Yes, you read the title right, Asteroid-a-Geddon. And with a title like that, it’s got to be from The Asylum, with all that that implies. And since there were no reviews on IMDB, I figured somebody had to get the word out. Maybe I’d get lucky and it would be more like Monster Hunters than Shark Season.
A giant asteroid is scheduled to strike Earth in the next fifty days. A multinational summit led by General Quinn (Eric Roberts, Hide in the Light, Angels Fallen) is informed by the Russian delegate that his country has unilaterally decided to launch nukes at it. Of course, they don’t work, they just broke off lots of chunks that will hit Earth before the asteroid.
In Chile, where the first of these fragments will hit Alexandra Svoboda (Veronika Issa, Fast and Fierce: Death Race), one of the world’s most brilliant metallurgists and her team are conducting research. Her estranged father, billionaire Nicolas (Rick Williamson, Axeman 2: Overkill, Death Factory) contacts her just before they strike. She agrees to come home and work on a solution.

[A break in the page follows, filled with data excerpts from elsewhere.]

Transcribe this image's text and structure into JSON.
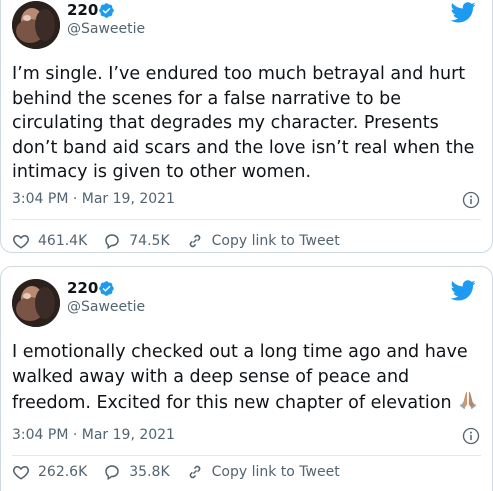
{
  "tweets": [
    {
      "name": "220",
      "handle": "@Saweetie",
      "text": "I’m single. I’ve endured too much betrayal and hurt behind the scenes for a false narrative to be circulating that degrades my character. Presents don’t band aid scars and the love isn’t real when the intimacy is given to other women.",
      "timestamp": "3:04 PM · Mar 19, 2021",
      "likes": "461.4K",
      "replies": "74.5K",
      "copy_link": "Copy link to Tweet"
    },
    {
      "name": "220",
      "handle": "@Saweetie",
      "text": "I emotionally checked out a long time ago and have walked away with a deep sense of peace and freedom. Excited for this new chapter of elevation",
      "emoji": "folded-hands",
      "timestamp": "3:04 PM · Mar 19, 2021",
      "likes": "262.6K",
      "replies": "35.8K",
      "copy_link": "Copy link to Tweet"
    }
  ],
  "icons": {
    "verified": "verified-badge-icon",
    "brand": "twitter-bird-icon",
    "info": "info-icon",
    "like": "heart-icon",
    "reply": "reply-bubble-icon",
    "link": "link-icon"
  },
  "colors": {
    "brand_blue": "#1d9bf0",
    "text_primary": "#0f1419",
    "text_secondary": "#536471",
    "border": "#cfd9de"
  }
}
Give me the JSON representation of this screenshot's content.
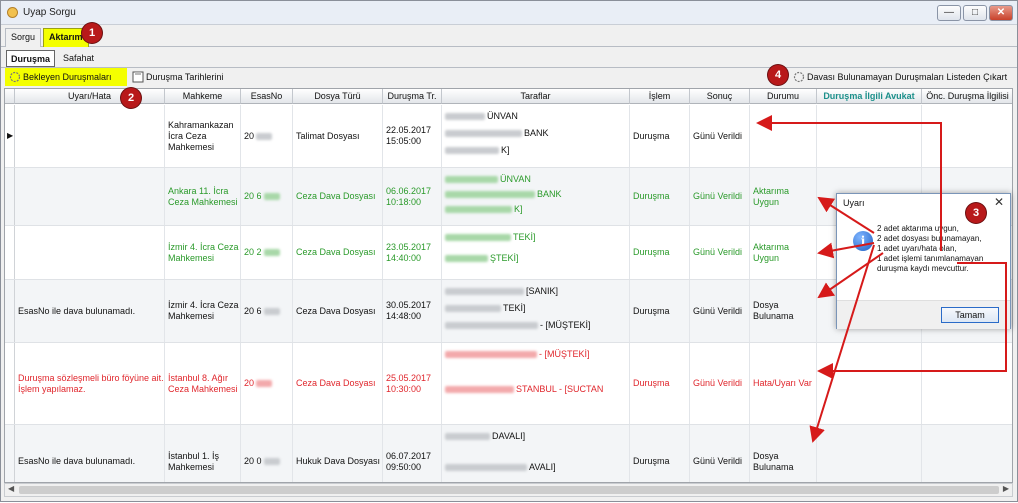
{
  "window": {
    "title": "Uyap Sorgu",
    "minimize": "—",
    "maximize": "□",
    "close": "✕"
  },
  "tabs_top": [
    {
      "label": "Sorgu"
    },
    {
      "label": "Aktarım"
    }
  ],
  "tabs_sub": [
    {
      "label": "Duruşma"
    },
    {
      "label": "Safahat"
    }
  ],
  "toolbar": {
    "list_button": "Bekleyen Duruşmaları Listele",
    "transfer_button": "Duruşma Tarihlerini Aktar",
    "remove_button": "Davası Bulunamayan Duruşmaları Listeden Çıkart Getirme"
  },
  "markers": [
    "1",
    "2",
    "3",
    "4"
  ],
  "columns": [
    "Uyarı/Hata",
    "Mahkeme",
    "EsasNo",
    "Dosya Türü",
    "Duruşma Tr.",
    "Taraflar",
    "İşlem",
    "Sonuç",
    "Durumu",
    "Duruşma İlgili Avukat",
    "Önc. Duruşma İlgilisi"
  ],
  "rows": [
    {
      "uyari": "",
      "mahkeme": "Kahramankazan İcra Ceza Mahkemesi",
      "esas": "20",
      "dosya": "Talimat Dosyası",
      "tarih": "22.05.2017 15:05:00",
      "taraflar": [
        "ÜNVAN",
        "BANK",
        "K]"
      ],
      "islem": "Duruşma",
      "sonuc": "Günü Verildi",
      "durum": "",
      "color": "normal"
    },
    {
      "uyari": "",
      "mahkeme": "Ankara 11. İcra Ceza Mahkemesi",
      "esas": "20   6",
      "dosya": "Ceza Dava Dosyası",
      "tarih": "06.06.2017 10:18:00",
      "taraflar": [
        "ÜNVAN",
        "BANK",
        "K]"
      ],
      "islem": "Duruşma",
      "sonuc": "Günü Verildi",
      "durum": "Aktarıma Uygun",
      "color": "green"
    },
    {
      "uyari": "",
      "mahkeme": "İzmir 4. İcra Ceza Mahkemesi",
      "esas": "20   2",
      "dosya": "Ceza Dava Dosyası",
      "tarih": "23.05.2017 14:40:00",
      "taraflar": [
        "TEKİ]",
        "ŞTEKİ]"
      ],
      "islem": "Duruşma",
      "sonuc": "Günü Verildi",
      "durum": "Aktarıma Uygun",
      "color": "green"
    },
    {
      "uyari": "EsasNo ile dava bulunamadı.",
      "mahkeme": "İzmir 4. İcra Ceza Mahkemesi",
      "esas": "20   6",
      "dosya": "Ceza Dava Dosyası",
      "tarih": "30.05.2017 14:48:00",
      "taraflar": [
        "[SANIK]",
        "TEKİ]",
        "- [MÜŞTEKİ]"
      ],
      "islem": "Duruşma",
      "sonuc": "Günü Verildi",
      "durum": "Dosya Bulunama",
      "color": "normal"
    },
    {
      "uyari": "Duruşma sözleşmeli büro föyüne ait. İşlem yapılamaz.",
      "mahkeme": "İstanbul 8. Ağır Ceza Mahkemesi",
      "esas": "20",
      "dosya": "Ceza Dava Dosyası",
      "tarih": "25.05.2017 10:30:00",
      "taraflar": [
        "- [MÜŞTEKİ]",
        "STANBUL - [SUCTAN"
      ],
      "islem": "Duruşma",
      "sonuc": "Günü Verildi",
      "durum": "Hata/Uyarı Var",
      "color": "red"
    },
    {
      "uyari": "EsasNo ile dava bulunamadı.",
      "mahkeme": "İstanbul 1. İş Mahkemesi",
      "esas": "20   0",
      "dosya": "Hukuk Dava Dosyası",
      "tarih": "06.07.2017 09:50:00",
      "taraflar": [
        "DAVALI]",
        "AVALI]"
      ],
      "islem": "Duruşma",
      "sonuc": "Günü Verildi",
      "durum": "Dosya Bulunama",
      "color": "normal"
    }
  ],
  "dialog": {
    "title": "Uyarı",
    "close": "✕",
    "icon": "i",
    "lines": [
      "2 adet aktarıma uygun,",
      "2 adet dosyası bulunamayan,",
      "1 adet uyarı/hata olan,",
      "1 adet işlemi tanımlanamayan",
      "duruşma kaydı mevcuttur."
    ],
    "ok": "Tamam"
  },
  "colors": {
    "highlight": "#f4ff00",
    "marker": "#b8191a",
    "green": "#2a9a2a",
    "red": "#e0262c",
    "teal": "#1b8f8a"
  }
}
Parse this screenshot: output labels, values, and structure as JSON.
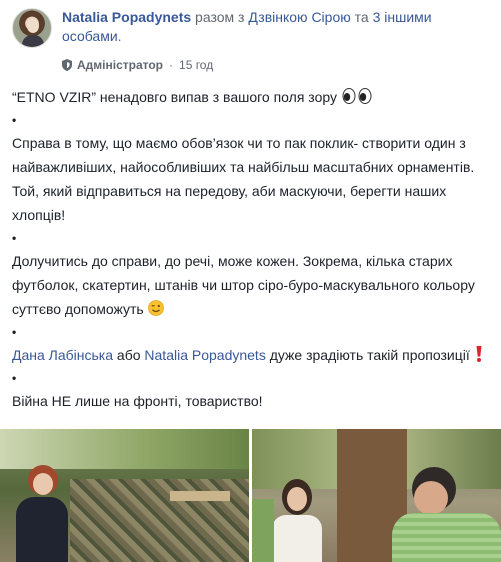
{
  "post": {
    "author": "Natalia Popadynets",
    "with_prefix": "разом з",
    "tagged_person": "Дзвінкою Сірою",
    "and_word": "та",
    "others": "3 іншими особами",
    "period": ".",
    "role": "Адміністратор",
    "separator": "·",
    "time": "15 год"
  },
  "content": {
    "p1": "“ETNO VZIR” ненадовго випав з вашого поля зору",
    "bullet": "•",
    "p2": "Справа в тому, що маємо обов’язок чи то пак поклик- створити один з найважливіших, найособливіших та найбільш масштабних орнаментів. Той, який відправиться на передову, аби маскуючи, берегти наших хлопців!",
    "p3": "Долучитись до справи, до речі, може кожен. Зокрема, кілька старих футболок, скатертин, штанів чи штор сіро-буро-маскувального кольору суттєво допоможуть",
    "p4_mention1": "Дана Лабінська",
    "p4_or": "або",
    "p4_mention2": "Natalia Popadynets",
    "p4_rest": "дуже зрадіють такій пропозиції",
    "p5": "Війна НЕ лише на фронті, товариство!"
  },
  "icons": {
    "eyes": "eyes-emoji",
    "wink": "wink-emoji",
    "exclamation": "red-exclamation-emoji",
    "shield": "admin-shield-icon"
  },
  "colors": {
    "link": "#385898",
    "text": "#1d2129",
    "meta": "#616770"
  }
}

Not far from the summit Divine Will, a group of heavily armed, combat-trained, Christian Fundamentalists are gathered under the leadership of Malachi (Craig Gellis, The Thompsons, Boned). They believe the asteroid is the work of God, and it’s their duty to make sure it reaches Earth.
Now, this sounds like the makings of a fairly exciting film right? The military is throwing nukes around in space. Dedicated scientists racing the clock to save the world from Asteroid-a-Geddon . And armed fanatics trying to stop both teams. And the occasional giant meteorites wreaking havoc on everyone.
Instead, writer/director Geoff Meed (The Amityville Haunting, 4 Horsemen: Apocalypse) serves up loads of talk punctuated by brief sequences featuring mostly awful effects. I mean awful as in Meteor had better effects back in 1979. And it had Sean Connery. Asteroid-a-Geddon has crap CGI and Eric Roberts.
Most of Asteroid-a-Geddon’s limited action scenes are ridiculous. Did you know covering your head with your arms will save you from meteorites? Or that an SUV can outrun a tsunami?
And those heavily armed religious nutters? They stick to hacking into Svoboda’s computers for most of the movie. And when that doesn’t work? Malachi decides to make a solo attack, so the rest of his troops will be around to deal with the End of Days. And his “attack” is limited to slapping Alexandra around while yapping about God’s plan for mankind. My bad for expecting even a small firefight from The Asylum.
Even by The Asylum’s low standards, Asteroid-a-Geddon is the bottom of the barrel. And it seems even they knew it. Rather than one of their regular directors they gave this to Meed whose only other stint as a director was nine years ago. And apart from Roberts, there’s none of the company’s usual past their prime celebs or familiar stock players. They grabbed whoever was around and tossed them in front of the camera.
Asteroid-a-Geddon doesn’t even try to be exciting like Monster Island, which also has Roberts in the cast, or Flight 666. They at least had scenes that could have been exciting if done right. This has very few effects scenes and even fewer of them are action scenes. It also doesn’t have the so stupid it’s funny appeal of Mega Shark Versus Giant Octopus. I don’t know that playing it for laughs could have helped, but certainly couldn’t have been worse than what we got. This is just dull, talky crap that never even gets mildly interesting let alone exciting.